Es gibt Szenen in diesem Film, die zum Schonungslosesten gehören, was das Kino je gezeigt hat. Ihre Brutalität und Obszönität ist rein psychisch, aber durch Harvey Keitels Spiel und Ferraras Inszenierung bekommen sie eine physische Kraft. Einmal hält der Lieutenant zwei Mädchen an, die unerlaubt mit dem Wagen ihres Vaters unterwegs sind. Daß er sie in der Folge zu Obszönitäten zwingt, während er gegen die Wagentür masturbiert, ist dabei weniger brutal als die Art, wie das in voller Länge gezeigt wird. Die Furcht der Mädchen, ihr nervöses Kichern, ihre Scheu, ihr ungläubiges Entsetzen, ihr zögerndes Mitmachen, ihr Schweigen danach. Und die ganze Zeit hört man im Hintergrund den Straßenverkehr, während die Kamera so tut, als gäbe es nur den Mann und die beiden Mädchen.

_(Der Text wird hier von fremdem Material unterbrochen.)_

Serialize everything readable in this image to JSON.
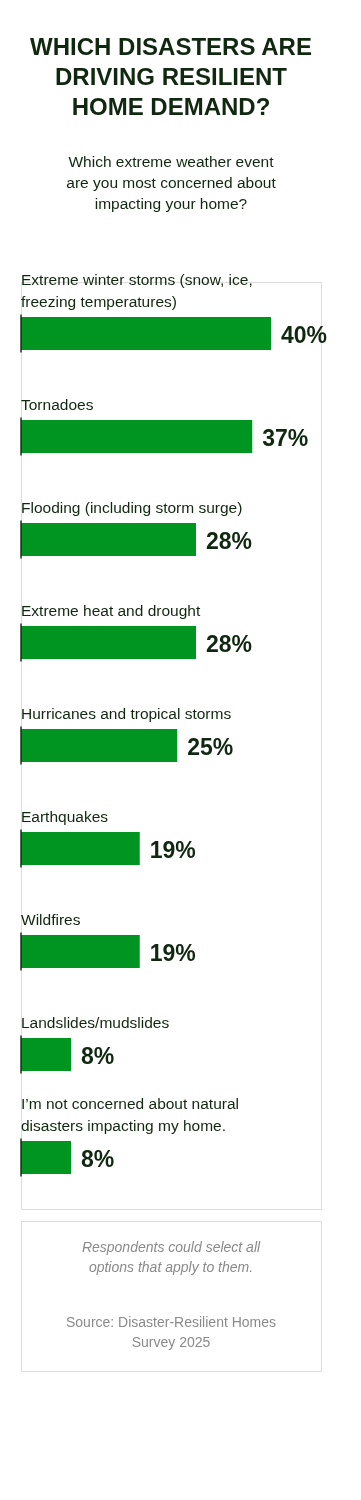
{
  "chart_data": {
    "type": "bar",
    "orientation": "horizontal",
    "title": "WHICH DISASTERS ARE DRIVING RESILIENT HOME DEMAND?",
    "subtitle": "Which extreme weather event are you most concerned about impacting your home?",
    "categories": [
      "Extreme winter storms (snow, ice, freezing temperatures)",
      "Tornadoes",
      "Flooding (including storm surge)",
      "Extreme heat and drought",
      "Hurricanes and tropical storms",
      "Earthquakes",
      "Wildfires",
      "Landslides/mudslides",
      "I’m not concerned about natural disasters impacting my home."
    ],
    "values": [
      40,
      37,
      28,
      28,
      25,
      19,
      19,
      8,
      8
    ],
    "value_labels": [
      "40%",
      "37%",
      "28%",
      "28%",
      "25%",
      "19%",
      "19%",
      "8%",
      "8%"
    ],
    "color": "#009420",
    "annotations": [
      "Respondents could select all options that apply to them.",
      "Source: Disaster-Resilient Homes Survey 2025"
    ]
  }
}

So schockierend die Szene auch sein mag, sie ist es weniger durch das Dargestellte als durch die Darstellung. Wenn sich der Lieutenant einen Schuß setzen läßt oder wenn er aus Wut über das Resultat eines Baseballspiels auf sein Autoradio feuert und dann hemmungslos heulend mit Polizeisirene durch die Straßen jagt, dann ist das mindestens ebenso entsetzlich. Erst durch den unverwandten Blick der Kamera wird die lähmende Gegenwart der Zeit spürbar, die Ausweglosigkeit, der Schmerz, das Elend, die Erbärmlichkeit. Vampire hätten es gut, sagt einmal eine Süchtige: „Die können anderen das Blut aussaugen, wir müssen uns selbst verzehren.“ Gespielt wird sie von Zoe Tamerlis Lund, der stummen Heroine von Ferraras feministischem Thriller MS. 45, die am Drehbuch zu diesem Film mitgeschrieben hat. Der Lieutenant redet mit der Nonne, aber sie nennt keine Namen, denn sie hat den Tätern verziehen. Sie solle an die anderen Frauen denken, die auch noch Opfer werden könnten. Aber sie bleibt hart. Da bricht der Mann zusammen, windet sich winselnd auf dem Kirchenboden und fleht Jesus um Verzeihung an. Der Gekreuzigte erscheint und weist ihm den Weg zu den Tätern. Und der Lieutenant verzeiht ihnen, als wären sie seine Kinder. Er verzichtet auf die Belohnung. Dafür wird er abgeknallt. Ein Mann ohne Namen, ein Mann ohne Geschichte, ein Ende ohne Mitleid. Sein Akt der Gnade bleibt. Auch wenn es vielleicht die Falschen traf. Was zählt, ist, daß Gnade möglich ist. Das unterscheidet den Menschen vom tollwütigen Hund.

FINGERS, RESERVOIR DOGS, KING OF NEW YORK, LIGHT SLEEPER: Wie all die anderen großen Filme über das schlaflose Leben in den Metropolen, über Gewalt und Erlösung und künstliche Paradiese, wird auch diesen Film wieder niemand sehen wollen. Daß man ihn überhaupt zu sehen bekommt, ehrt vor allem jene, die ihn zeigen.